The inverse beta decay is

p + e^- \rightarrow n + \nu_e

- Warren

 

[taylordnz]

but what i mean if it dosent have any quarks is what particles does an electron contain. (great equation but i need it also ned diffrent particles in the electron)

 

[meteor]

There's a hypothetical particle called leptoquark that should be an hybrid between a lepton (the electron is a lepton), and a quark, but it's just that, hypothetical

 

[mormonator_rm]

An electron and a proton couple via a massive vector boson, resulting in the neutron and a neutrino, just as chroot showed. The underlying interaction with the boson and the proton causes an up quark to be converted into a down quark, reversing the isospin magnitude of the affected nucleon. A neutrino remains from the electron interacting via W-. So the basic flavor change gives us a sort of equivalence statement;

e- --> W- + v~e

and

W- --> d + -u

where e- is the electron, W- the weak boson involved, v~e the electron-neutrino, d the "down" quark, and -u is the antiquark to the "up" quark. So;

d + -u <--> W- <--> e- + v~e

is sort of an equivalence statement, but it is probably best to deal with this in terms of quantum numbers, rather than particle addition. You can set up the problem so that Q, I~3, Y, and L are conserved. Q is the electric charge, I~3 is the eigenvalue of isospin, Y is the hypercharge, and L is the lepton number. Y is a composite that includes only b, the baryon number, in this case.
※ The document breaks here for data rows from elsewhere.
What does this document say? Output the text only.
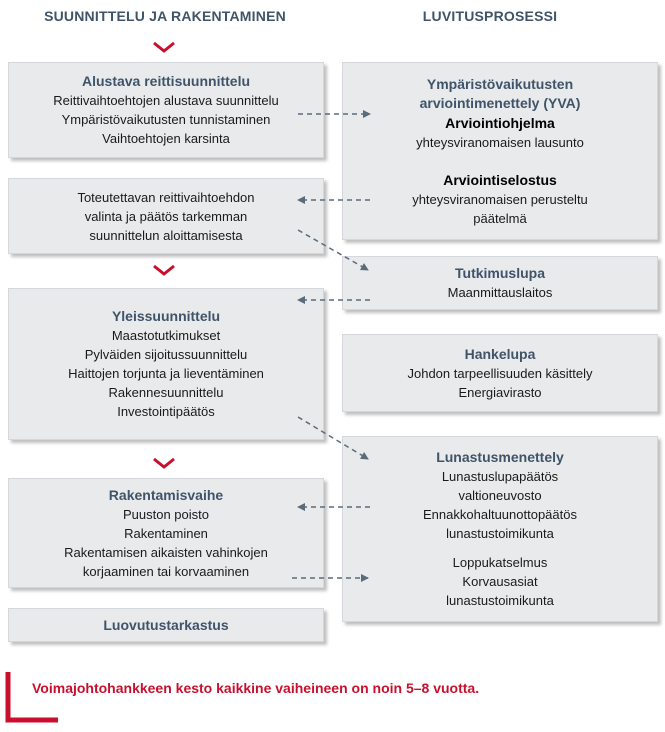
SUUNNITTELU JA RAKENTAMINEN	LUVITUSPROSESSI
Alustava reittisuunnittelu
Reittivaihtoehtojen alustava suunnittelu
Ympäristövaikutusten tunnistaminen
Vaihtoehtojen karsinta
Toteutettavan reittivaihtoehdon
valinta ja päätös tarkemman
suunnittelun aloittamisesta
Yleissuunnittelu
Maastotutkimukset
Pylväiden sijoitussuunnittelu
Haittojen torjunta ja lieventäminen
Rakennesuunnittelu
Investointipäätös
Rakentamisvaihe
Puuston poisto
Rakentaminen
Rakentamisen aikaisten vahinkojen
korjaaminen tai korvaaminen
Luovutustarkastus
Ympäristövaikutusten
arviointimenettely (YVA)
Arviointiohjelma
yhteysviranomaisen lausunto
Arviointiselostus
yhteysviranomaisen perusteltu
päätelmä
Tutkimuslupa
Maanmittauslaitos
Hankelupa
Johdon tarpeellisuuden käsittely
Energiavirasto
Lunastusmenettely
Lunastuslupapäätös
valtioneuvosto
Ennakkohaltuunottopäätös
lunastustoimikunta
Loppukatselmus
Korvausasiat
lunastustoimikunta
Voimajohtohankkeen kesto kaikkine vaiheineen on noin 5–8 vuotta.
These quantities are related by the equations;

Q = I~3 + Y,
Y = b/2

and

Q = I~3 + L/2

For the proton, Q = 1, I~3 = 1/2, b = 1. For the neutron, Q = 0, I~3 = -1/2, and b = 1. For the W- boson, Q = -1, I~3 = -1, and b = 0. For the e-, Q = -1, I~3 = -1/2, and L = -1. For the v~e, Q = 0, I~3 = 1/2, and L = -1. Try it out, and you'll find that it should conserve all of these quantities; if it doesn't, then I made a mistake somewhere that I haven't seen as yet, so let me know if it breaks down somewhere.